Postrimerías
Ignacio F. Garmendia
Zamiatin
En el mirador de Trocadero los turistas se agolpan para hacerse fotos con la torre Eiffel: unos simulan que la sostienen sobre su mano, otros se hacen selfies, las parejas se besan como si la torre pudiera garantizar la perduración de su amor. Tras ellos, la imponente construcción de hierro hace resplandecer la noche parisina. Las ínclitas autoridades de la ciudad han decidido que un par de rayos láser se lancen desde su vértice para recorrer el cielo nocturno y que, a ratos, una guirnalda de luces parpadee en toda su superficie como si se tratara de un árbol de Navidad. A pesar del despropósito, su figura elegante y desafiante se resiste a ser convertida en un vulgar Burj Khalifa.
También las escaleras están repletas de gente que disfruta del espectáculo gratuito y que, no menos, ansía refrescarse un poco en la noche tórrida de un París bajo la ola de calor. Frente a ellos, en la explanada, una joven magrebí prepara su micrófono, sus altavoces y su guitarra. Lleva el pelo recogido, aunque no hiyab, y viste unos vaqueros rotos que dejan ver sus rodillas.
Al poco, de su cuerpo menudo empiezan a brotar canciones, la mayor parte de ellas en árabe, pero también en francés. Entre los espectadores sentados en los escalones, algunos, demasiado occidentales para tanta multiculturalidad, empiezan a huir y, en cambio, acuden otros que por su aspecto parecen marroquíes o argelinos. Un par de hindúes con turbante venden botellas de vino y champagne que tratan de mantener frescas en cubos de agua.
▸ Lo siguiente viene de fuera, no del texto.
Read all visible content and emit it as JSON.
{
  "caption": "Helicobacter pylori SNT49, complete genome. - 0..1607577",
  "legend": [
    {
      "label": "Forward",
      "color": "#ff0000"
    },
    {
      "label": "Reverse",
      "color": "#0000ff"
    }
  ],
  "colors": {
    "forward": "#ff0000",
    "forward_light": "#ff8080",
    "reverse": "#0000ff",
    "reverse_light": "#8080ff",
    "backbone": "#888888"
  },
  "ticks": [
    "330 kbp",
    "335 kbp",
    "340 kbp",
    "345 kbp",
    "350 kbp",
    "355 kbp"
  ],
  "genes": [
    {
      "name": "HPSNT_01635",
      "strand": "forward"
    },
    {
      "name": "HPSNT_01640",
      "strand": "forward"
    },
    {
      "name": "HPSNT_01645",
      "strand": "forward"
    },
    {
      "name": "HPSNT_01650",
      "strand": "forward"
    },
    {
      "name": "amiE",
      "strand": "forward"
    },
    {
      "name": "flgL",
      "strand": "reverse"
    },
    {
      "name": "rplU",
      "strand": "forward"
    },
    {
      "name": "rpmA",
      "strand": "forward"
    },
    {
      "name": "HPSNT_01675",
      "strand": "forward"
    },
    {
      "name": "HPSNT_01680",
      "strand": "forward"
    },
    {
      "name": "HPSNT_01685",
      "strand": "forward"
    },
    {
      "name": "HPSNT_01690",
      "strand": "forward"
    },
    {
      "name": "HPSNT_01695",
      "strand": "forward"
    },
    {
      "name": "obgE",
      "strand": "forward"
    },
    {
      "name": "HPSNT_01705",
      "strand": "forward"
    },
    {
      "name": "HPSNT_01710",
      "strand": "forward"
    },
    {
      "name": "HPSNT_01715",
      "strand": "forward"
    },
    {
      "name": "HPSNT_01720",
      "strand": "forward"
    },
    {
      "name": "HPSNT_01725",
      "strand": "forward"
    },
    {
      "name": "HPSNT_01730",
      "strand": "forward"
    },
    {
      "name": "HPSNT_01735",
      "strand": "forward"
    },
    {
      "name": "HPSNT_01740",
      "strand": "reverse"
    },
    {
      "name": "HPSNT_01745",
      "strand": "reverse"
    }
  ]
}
El bochorno aumenta aunque se acerca la medianoche y, sin embargo, hay un ambiente jovial, festivo y alegre que lo invade todo. Los jóvenes marroquíes se regocijan al oír la música y alguno, incluso, baila en la explanada al ritmo de la música con los brazos abiertos y con un movimiento de pies que recuerda los bailes bereberes. Se suma un niño. Hay aplausos y risas y la joven sigue cantando: mucho baile, pero poca gente que eche monedas en la funda de su guitarra. Quizás no va de eso o quizás ha dejado de ir de eso. No es difícil conectar con quienes, estando lejos de su tierra o de la tierra de sus padres o de la tierra de sus abuelos, sienten latir su corazón añorando sus raíces. Son ya las doce. Ninguno de ellos sospecha que, en ese momento, un brutal terremoto está sembrando el caos, la muerte y la desolación en numerosos rincones de su hermosa tierra.
Nueve horas más tarde, una larguísima fila de jóvenes franceses se ha formado frente a la tienda Swatch de los Campos Elíseos. Los guardias de seguridad, con elegantes chaquetas y corbatas negras y pinganillos en la oreja, vigilan para que se mantenga el orden y para que la impaciencia no genere conflictos. Algunos han pasado la noche en la calle para tener los mejores puestos. La tienda abrirá a las 10 para lanzar una nueva colección de relojes que todo el mundo parece necesitar.
A la misma hora, largas colas se han formado ya ante los hospitales y dispensarios de Marrakech para donar sangre.